Etica e Impresa: la Profezia del Poeta

“Non puoi fare una buona economia con una cattiva etica“. Sebbene il monito provenga da un poeta, la verità contenuta al suo interno ha un fondamento squisitamente scientifico. La frase di Ezra Pound, noto artista e saggista del Novecento, di origine statunitense ma vissuto prevalentemente in Europa, è di straordinaria attualità, specie nel nostro Paese: in un epoca dove gli scandali che investono i grandi gruppi industriali nostrani sono tutt’altro che rari (vedi Eni, Saipem, Finmeccanica, MPS), è lecito chiedersi se le scelte anti-etiche dei grandi operatori economici siano, quantomeno, fruttuose per le imprese che le pongono in essere.

Ci si chiede, in altri termini, se le strategie d’impresa in cui l’etica è messa da parte e in cui si tollera, o addirittura si istiga, la commissione di illeciti e di reati, siano strategie di successo o, al contrario, finiscano per ritorcersi contro le società stesse.
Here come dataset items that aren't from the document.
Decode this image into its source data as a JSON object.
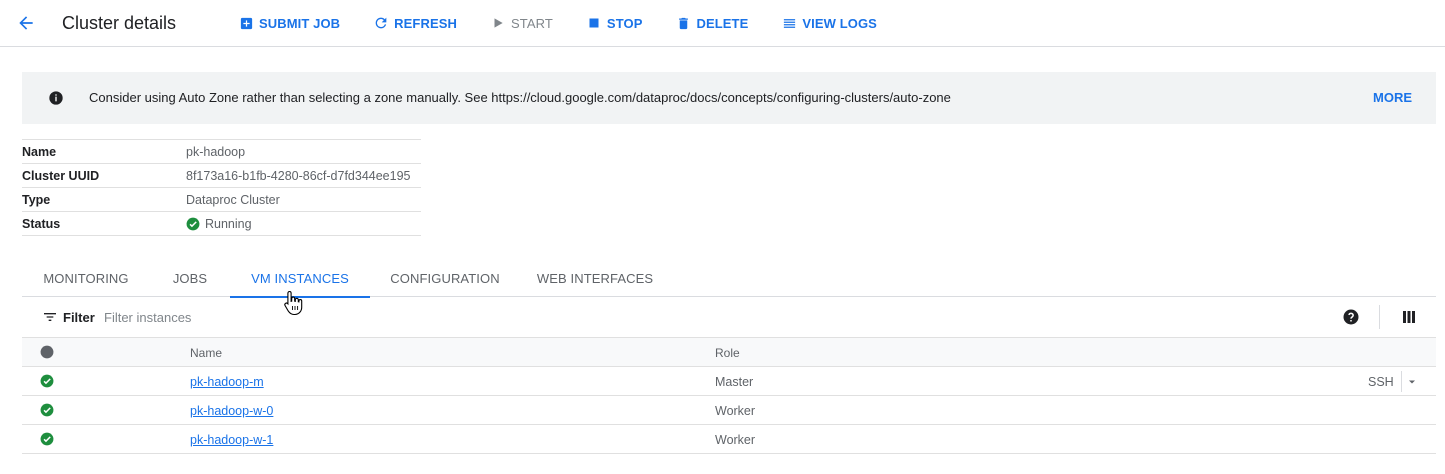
{
  "header": {
    "title": "Cluster details",
    "toolbar": [
      {
        "label": "SUBMIT JOB",
        "icon": "add-box-icon",
        "enabled": true
      },
      {
        "label": "REFRESH",
        "icon": "refresh-icon",
        "enabled": true
      },
      {
        "label": "START",
        "icon": "play-icon",
        "enabled": false
      },
      {
        "label": "STOP",
        "icon": "stop-icon",
        "enabled": true
      },
      {
        "label": "DELETE",
        "icon": "trash-icon",
        "enabled": true
      },
      {
        "label": "VIEW LOGS",
        "icon": "list-icon",
        "enabled": true
      }
    ]
  },
  "banner": {
    "message": "Consider using Auto Zone rather than selecting a zone manually. See https://cloud.google.com/dataproc/docs/concepts/configuring-clusters/auto-zone",
    "action": "MORE"
  },
  "details": [
    {
      "key": "Name",
      "value": "pk-hadoop"
    },
    {
      "key": "Cluster UUID",
      "value": "8f173a16-b1fb-4280-86cf-d7fd344ee195"
    },
    {
      "key": "Type",
      "value": "Dataproc Cluster"
    },
    {
      "key": "Status",
      "value": "Running"
    }
  ],
  "tabs": [
    {
      "label": "MONITORING",
      "active": false
    },
    {
      "label": "JOBS",
      "active": false
    },
    {
      "label": "VM INSTANCES",
      "active": true
    },
    {
      "label": "CONFIGURATION",
      "active": false
    },
    {
      "label": "WEB INTERFACES",
      "active": false
    }
  ],
  "filter": {
    "label": "Filter",
    "placeholder": "Filter instances"
  },
  "instances": {
    "columns": {
      "name": "Name",
      "role": "Role"
    },
    "rows": [
      {
        "name": "pk-hadoop-m",
        "role": "Master",
        "action": "SSH"
      },
      {
        "name": "pk-hadoop-w-0",
        "role": "Worker",
        "action": ""
      },
      {
        "name": "pk-hadoop-w-1",
        "role": "Worker",
        "action": ""
      }
    ]
  },
  "colors": {
    "accent": "#1a73e8",
    "success": "#1e8e3e",
    "disabled": "#80868b",
    "banner_bg": "#f1f3f4"
  }
}
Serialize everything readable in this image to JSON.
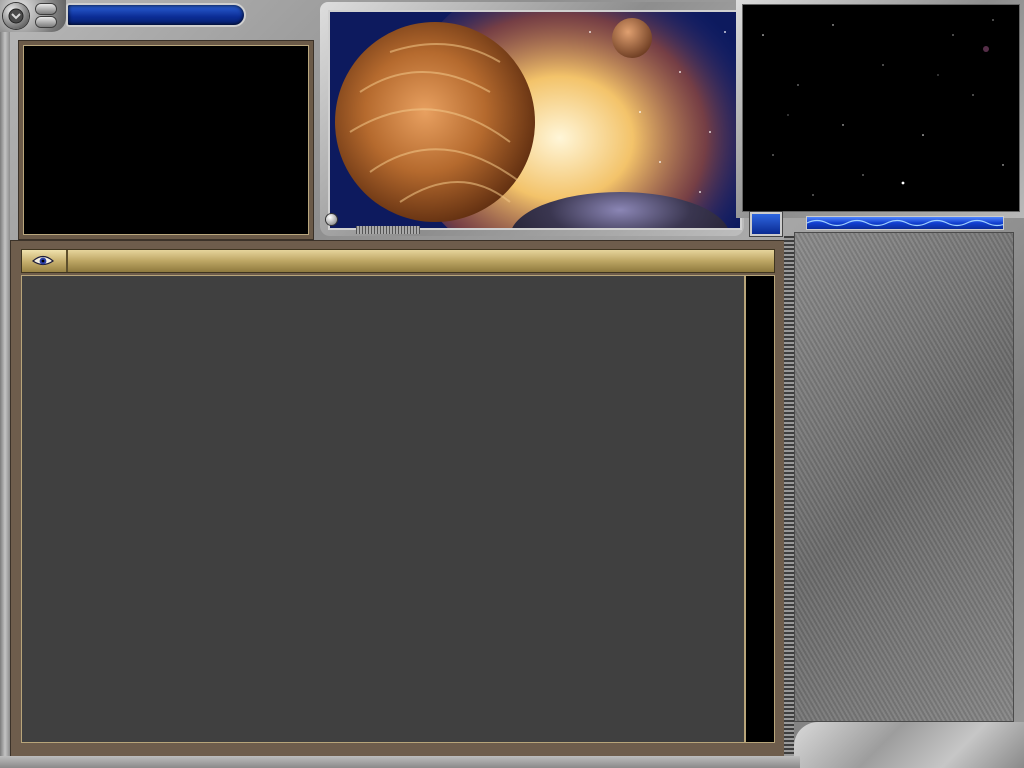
{
  "window": {
    "title": ""
  },
  "header": {
    "tab_title": ""
  },
  "colors": {
    "accent_blue": "#0b2c94",
    "panel_brown": "#6e5d4c",
    "header_gold": "#bda664",
    "log_background": "#404040",
    "metal": "#9a9a9a"
  },
  "icons": {
    "system_button": "chevron-down-icon",
    "log_tab": "eye-icon"
  }
}
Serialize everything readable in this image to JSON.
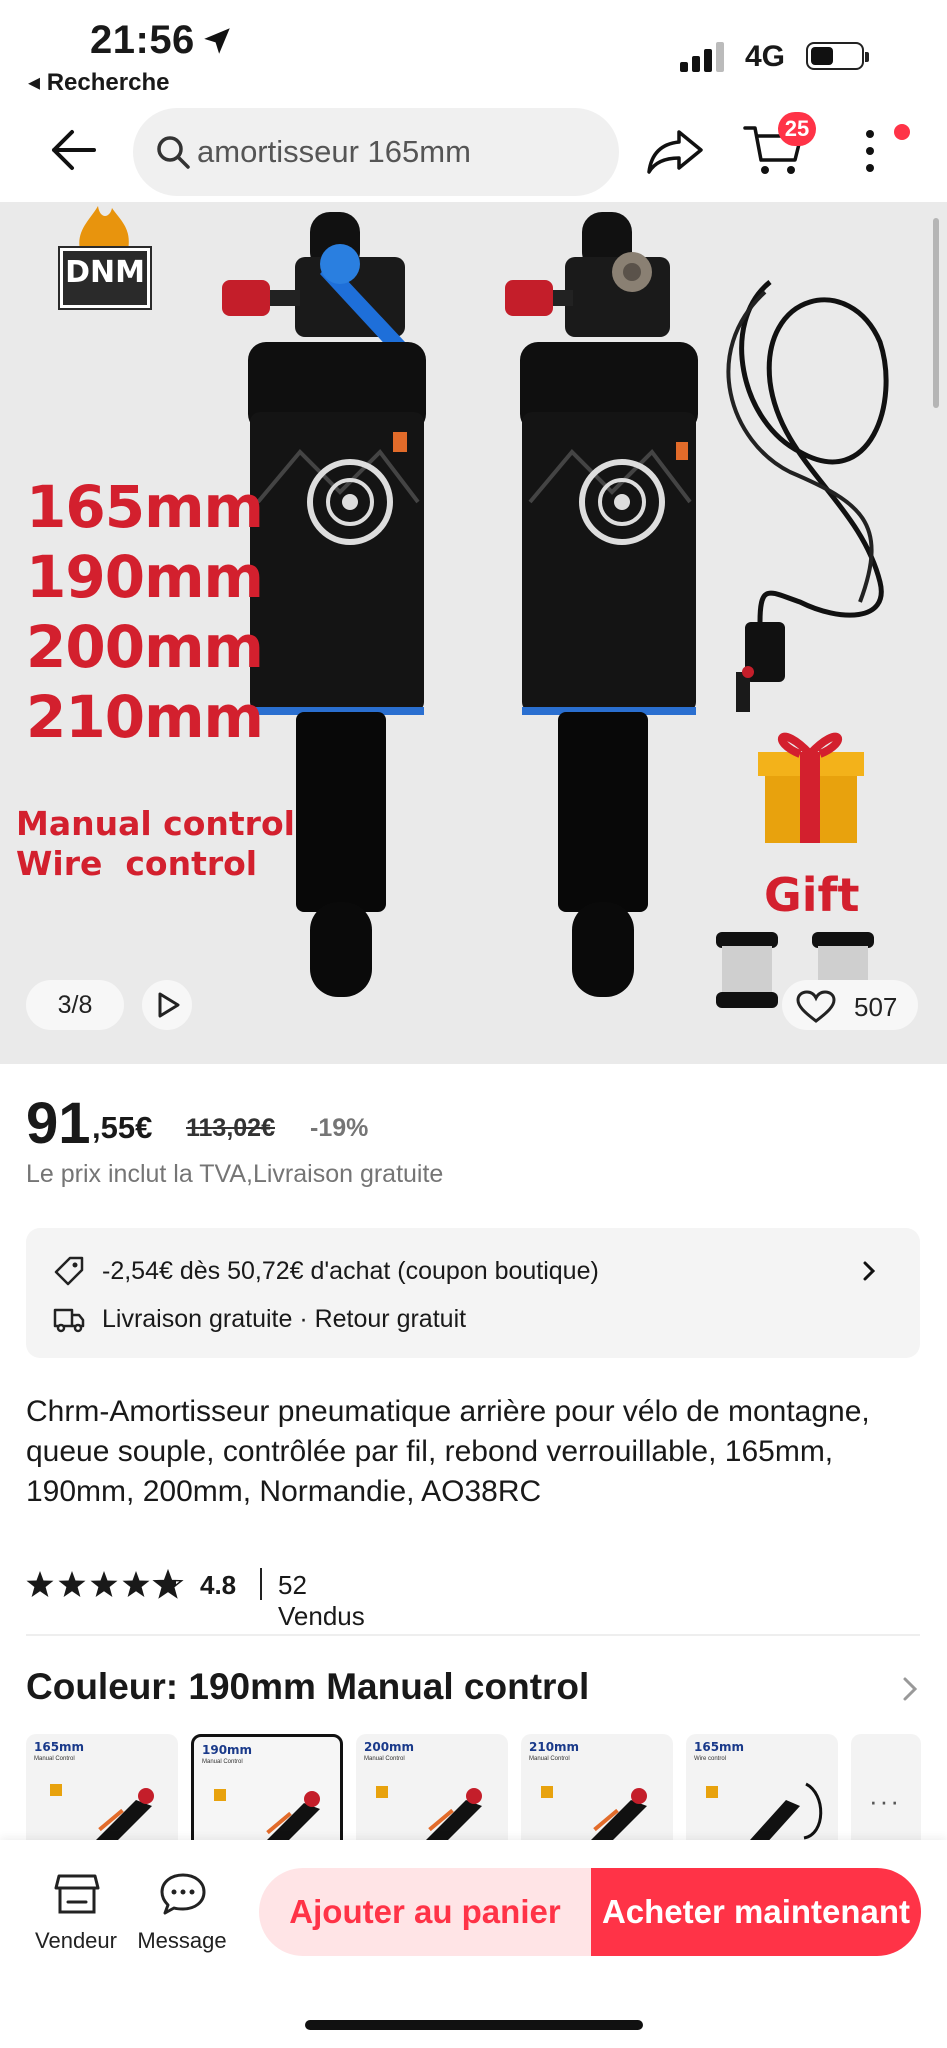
{
  "status_bar": {
    "time": "21:56",
    "back_app": "◂ Recherche",
    "network": "4G"
  },
  "nav": {
    "search_query": "amortisseur 165mm",
    "cart_count": "25"
  },
  "gallery": {
    "sizes": [
      "165mm",
      "190mm",
      "200mm",
      "210mm"
    ],
    "controls": [
      "Manual control",
      "Wire  control"
    ],
    "gift_label": "Gift",
    "brand_logo": "DNM",
    "counter": "3/8",
    "likes": "507"
  },
  "price": {
    "integer": "91",
    "decimal": ",55€",
    "original": "113,02€",
    "discount": "-19%",
    "note": "Le prix inclut la TVA,Livraison gratuite"
  },
  "info_card": {
    "coupon": "-2,54€ dès 50,72€ d'achat (coupon boutique)",
    "shipping": "Livraison gratuite · Retour gratuit"
  },
  "product": {
    "title": "Chrm-Amortisseur pneumatique arrière pour vélo de montagne, queue souple, contrôlée par fil, rebond verrouillable, 165mm, 190mm, 200mm, Normandie, AO38RC",
    "rating": "4.8",
    "sold": "52 Vendus"
  },
  "color": {
    "label": "Couleur: 190mm Manual control",
    "options": [
      {
        "size": "165mm",
        "type": "Manual Control",
        "selected": false
      },
      {
        "size": "190mm",
        "type": "Manual Control",
        "selected": true
      },
      {
        "size": "200mm",
        "type": "Manual Control",
        "selected": false
      },
      {
        "size": "210mm",
        "type": "Manual Control",
        "selected": false
      },
      {
        "size": "165mm",
        "type": "Wire control",
        "selected": false
      }
    ],
    "more": "···"
  },
  "bottom_bar": {
    "vendor_label": "Vendeur",
    "message_label": "Message",
    "add_to_cart": "Ajouter au panier",
    "buy_now": "Acheter maintenant"
  },
  "colors": {
    "accent": "#ff3347",
    "accent_light": "#ffe4e6",
    "gallery_bg": "#eaeaea",
    "promo_red": "#d3202e"
  }
}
Si pensi al caso Ilva. I capi di imputazione che pendono sui vertici del gruppo Riva e sui suoi stretti collaboratori operanti nello stabilimento tarantino, sono: disastro colposo e doloso, avvelenamento di sostanze alimentari, omissione dolosa di cautele contro gli infortuni sul lavoro, danneggiamento aggravato di beni pubblici, getto e sversamento di sostanze pericolose ed inquinamento atmosferico. Tutte queste operazioni appaiono animate da un preciso intento: risparmiare, evitare di stanziare fondi, di sopportare costi, di porre in essere misure preventive, al fine di conseguire un maggior utile, anche a costo di mettere a repentaglio l’incolumità fisica dei propri dipendenti nonché di coloro che abitano nelle aree limitrofe allo stabilimento.